Syncing data

The process of updating data on the destination node, based on the updated data source. The destination node has the ability to determine what field from the origin node maps into what field in the destination node.

Data sync operates directly on compose services and storage layers, but is designed to be decoupled and moved away from the main corteza service.

The two nodes must be paired prior to this. See [rfc:federation:node-pair].

Syncing data

After the two nodes are paired and the structure syncing has finished, we can proceed with the data sync.

Data syncing uses already established compose services along with it’s storage layer. This removes the need for any additional storage layer modifications.

Figure 1. Outline of the data sync process on the destination node.

Figure 2. Outline of the data sync process on the origin node.

Destination node requests the information about any data changes: Origin node provides a set of endpoints that the destination node can use to fetch newly created, updated, and deleted data. The destination node provides some additional filtering parameters; such as last sync timestamp; to exclude any unchanged data.

$TOKEN_B is the token that was generated during the handshake and is used to authenticate the user on the Origin node (the one who shares the data) by the Destination node.

Used variables

# Base url for the federation api
$BASE_URL

# JWT of the user
$JWT

# Node id of the destination node (?exposed) or the origin node (?shared)
$NODE_ID

# Federation module id
$MODULE_ID

# Node B auth token
$TOKEN_B

Example request

curl -X GET "$BASE_URL/federation/exposed/records?after=$AFTER_TIMESTAMP" \
  -H "Authorization: Bearer $TOKEN_B";

Example response

{
    "response": {
        "filter": {
            "query": "after=1600109447",
            "page": 1,
            "perPage": 20,
            "count": 97,
            "deleted": 0
        },
        "set": [
            {
                "type": "GET",
                "rel": "Lead",
                "href": "$BASE_URL/federation/exposed/records/$MODULE_ID?after=1600109447"
            },
            {
                "type": "GET",
                "rel": "Contact",
                "href": "$BASE_URL/federation/exposed/records/$MODULE_ID?after=1600109447"
            }
        ]
    }
}

Destination node requests changed data: The destination node fetches the data on per-module basis from the above provided set of endpoints.

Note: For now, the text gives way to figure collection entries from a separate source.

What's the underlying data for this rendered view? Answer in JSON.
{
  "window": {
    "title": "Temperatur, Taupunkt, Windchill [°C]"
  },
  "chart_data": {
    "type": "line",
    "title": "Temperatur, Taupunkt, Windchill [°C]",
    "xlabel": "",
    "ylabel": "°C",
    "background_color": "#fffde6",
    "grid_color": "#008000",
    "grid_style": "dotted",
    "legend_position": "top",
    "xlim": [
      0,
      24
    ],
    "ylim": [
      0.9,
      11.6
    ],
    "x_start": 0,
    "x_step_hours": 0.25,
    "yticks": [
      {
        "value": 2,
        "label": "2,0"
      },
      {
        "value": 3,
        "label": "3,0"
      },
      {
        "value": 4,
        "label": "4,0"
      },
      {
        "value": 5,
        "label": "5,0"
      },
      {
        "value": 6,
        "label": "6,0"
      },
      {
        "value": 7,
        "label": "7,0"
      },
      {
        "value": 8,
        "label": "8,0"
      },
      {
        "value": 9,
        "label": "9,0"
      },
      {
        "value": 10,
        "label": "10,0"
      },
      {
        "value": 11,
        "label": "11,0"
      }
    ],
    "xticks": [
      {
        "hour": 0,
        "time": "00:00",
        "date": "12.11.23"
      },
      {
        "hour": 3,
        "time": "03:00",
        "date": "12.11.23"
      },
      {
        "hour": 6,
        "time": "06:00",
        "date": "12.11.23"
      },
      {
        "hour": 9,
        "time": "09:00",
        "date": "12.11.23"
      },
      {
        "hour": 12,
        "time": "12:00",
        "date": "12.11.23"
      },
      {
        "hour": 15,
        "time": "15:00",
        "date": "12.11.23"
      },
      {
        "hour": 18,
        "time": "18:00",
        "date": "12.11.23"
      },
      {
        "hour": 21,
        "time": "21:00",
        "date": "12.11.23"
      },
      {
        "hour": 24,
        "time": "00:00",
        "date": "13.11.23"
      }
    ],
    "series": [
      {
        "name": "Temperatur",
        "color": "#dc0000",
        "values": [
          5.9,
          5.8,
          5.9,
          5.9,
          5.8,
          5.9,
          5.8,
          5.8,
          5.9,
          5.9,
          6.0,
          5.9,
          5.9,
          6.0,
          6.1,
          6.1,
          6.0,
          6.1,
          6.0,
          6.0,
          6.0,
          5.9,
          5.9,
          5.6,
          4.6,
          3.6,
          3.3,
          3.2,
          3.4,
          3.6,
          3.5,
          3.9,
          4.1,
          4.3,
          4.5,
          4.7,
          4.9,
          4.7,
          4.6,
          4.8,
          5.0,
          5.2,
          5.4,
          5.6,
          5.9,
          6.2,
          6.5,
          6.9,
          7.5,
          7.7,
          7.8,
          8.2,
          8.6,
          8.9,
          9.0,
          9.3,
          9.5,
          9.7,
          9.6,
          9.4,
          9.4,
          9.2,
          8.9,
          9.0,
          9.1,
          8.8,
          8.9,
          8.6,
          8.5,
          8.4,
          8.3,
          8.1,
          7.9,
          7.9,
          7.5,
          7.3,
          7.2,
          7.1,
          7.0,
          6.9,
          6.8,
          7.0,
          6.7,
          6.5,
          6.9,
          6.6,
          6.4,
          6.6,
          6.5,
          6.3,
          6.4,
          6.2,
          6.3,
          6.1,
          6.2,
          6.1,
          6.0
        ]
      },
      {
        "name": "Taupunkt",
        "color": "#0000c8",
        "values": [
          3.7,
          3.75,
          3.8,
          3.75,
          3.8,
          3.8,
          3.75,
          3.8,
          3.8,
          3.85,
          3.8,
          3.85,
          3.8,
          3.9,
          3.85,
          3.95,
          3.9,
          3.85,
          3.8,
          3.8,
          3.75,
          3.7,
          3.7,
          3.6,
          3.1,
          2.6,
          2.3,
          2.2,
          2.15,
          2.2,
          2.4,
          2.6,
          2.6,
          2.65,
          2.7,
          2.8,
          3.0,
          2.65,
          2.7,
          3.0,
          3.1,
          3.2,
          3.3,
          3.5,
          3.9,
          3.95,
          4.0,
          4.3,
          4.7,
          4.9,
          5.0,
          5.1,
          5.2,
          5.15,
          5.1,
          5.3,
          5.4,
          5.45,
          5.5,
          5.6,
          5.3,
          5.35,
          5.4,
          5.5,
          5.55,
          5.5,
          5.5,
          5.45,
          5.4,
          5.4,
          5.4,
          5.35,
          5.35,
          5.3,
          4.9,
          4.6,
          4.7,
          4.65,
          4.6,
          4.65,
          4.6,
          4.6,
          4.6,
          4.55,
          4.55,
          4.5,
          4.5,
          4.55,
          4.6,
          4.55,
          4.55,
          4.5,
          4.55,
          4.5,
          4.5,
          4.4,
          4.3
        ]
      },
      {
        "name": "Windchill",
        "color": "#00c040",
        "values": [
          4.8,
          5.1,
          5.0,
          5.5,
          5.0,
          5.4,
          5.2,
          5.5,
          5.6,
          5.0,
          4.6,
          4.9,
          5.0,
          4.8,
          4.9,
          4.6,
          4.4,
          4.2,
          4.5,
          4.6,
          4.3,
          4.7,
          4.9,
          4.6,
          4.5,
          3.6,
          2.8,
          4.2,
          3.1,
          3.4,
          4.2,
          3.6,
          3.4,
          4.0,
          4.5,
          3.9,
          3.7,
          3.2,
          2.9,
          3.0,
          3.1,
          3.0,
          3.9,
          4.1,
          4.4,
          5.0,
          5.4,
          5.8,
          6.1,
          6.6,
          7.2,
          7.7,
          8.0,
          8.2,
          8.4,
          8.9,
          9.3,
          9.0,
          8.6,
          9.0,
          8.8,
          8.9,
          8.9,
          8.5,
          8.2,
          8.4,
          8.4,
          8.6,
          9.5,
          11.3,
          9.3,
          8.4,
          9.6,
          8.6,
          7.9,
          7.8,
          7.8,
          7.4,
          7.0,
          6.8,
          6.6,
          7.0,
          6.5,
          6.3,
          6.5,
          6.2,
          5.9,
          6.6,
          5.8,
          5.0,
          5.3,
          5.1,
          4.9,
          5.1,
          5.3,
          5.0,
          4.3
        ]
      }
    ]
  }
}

$TOKEN_B is the token that was generated during the handshake and is used to authenticate the user on the Origin node (the one who shares the data) by the Destination node.

Used variables

# Base url for the federation api
$BASE_URL

# JWT of the user
$JWT

# Node id of the destination node (?exposed) or the origin node (?shared)
$NODE_ID

# Federation module id
$MODULE_ID

# Node B auth token
$TOKEN_B

Example request

curl -X GET "$BASE_URL/exposed/modules/$MODULE_ID/records?after=$AFTER_TIMESTAMP" \
  -H "Authorization: Bearer $TOKEN_B";

Example response

{
    "response": {
        "filter": {
            "moduleID": "132954639472525355",
            "query": "",
            "sort": "createdAt DESC",
            "page": 1,
            "perPage": 20,
            "count": 97,
            "deleted": 0
        },
        "set": [
            {
                "recordID": "161135411379307175",
                "moduleID": "132954639472525355",
                "values": [
                    {
                        "name": "name",
                        "value": "John"
                    },
                    {
                        "name": "surname",
                        "value": "Doe"
                    }
                ],
                "createdAt": "2020-09-08T19:56:14Z",
                "updatedAt": "2020-09-09T18:05:33Z"
            },
            {
                "recordID": "161134990657061543",
                "moduleID": "132954639472525355",
                "values": [
                    {
                        "name": "name",
                        "value": "Walter"
                    },
                    {
                        "name": "surname",
                        "value": "White"
                    }
                ],
                "createdAt": "2020-09-08T19:52:03Z",
                "updatedAt": "2020-09-11T19:44:03Z"
            }
        ]
    }
}

Origin node provides changed data for the requested structure: The origin node provides a set of changes based on base filter parameters such as timestamp, and requested structure to determine what data the destination node would like to receive. The filtered data, along with federated structure definitions are then passed into internal data manipulation systems to transform the data into the desired output, such as Activity Pub, and JSON (this also removes any fields that are not exposed by the origin node). The response also includes any additional filtering and pagination related parameters so the data can be fetched in chunks, or re-fetched if it any issues occurred.
Destination node transforms the provided data into internal resource structures: The destination node uses data manipulation systems, along with module mapping definitions (see [rfc:federation:structure-sync:field-mapping]) to transform the provided data set into internal resource structures. These are then used to update the destination node’s storage.
Destination node updates the nodes status: The node’s status is updated to indicate when the last successful data sync has occurred.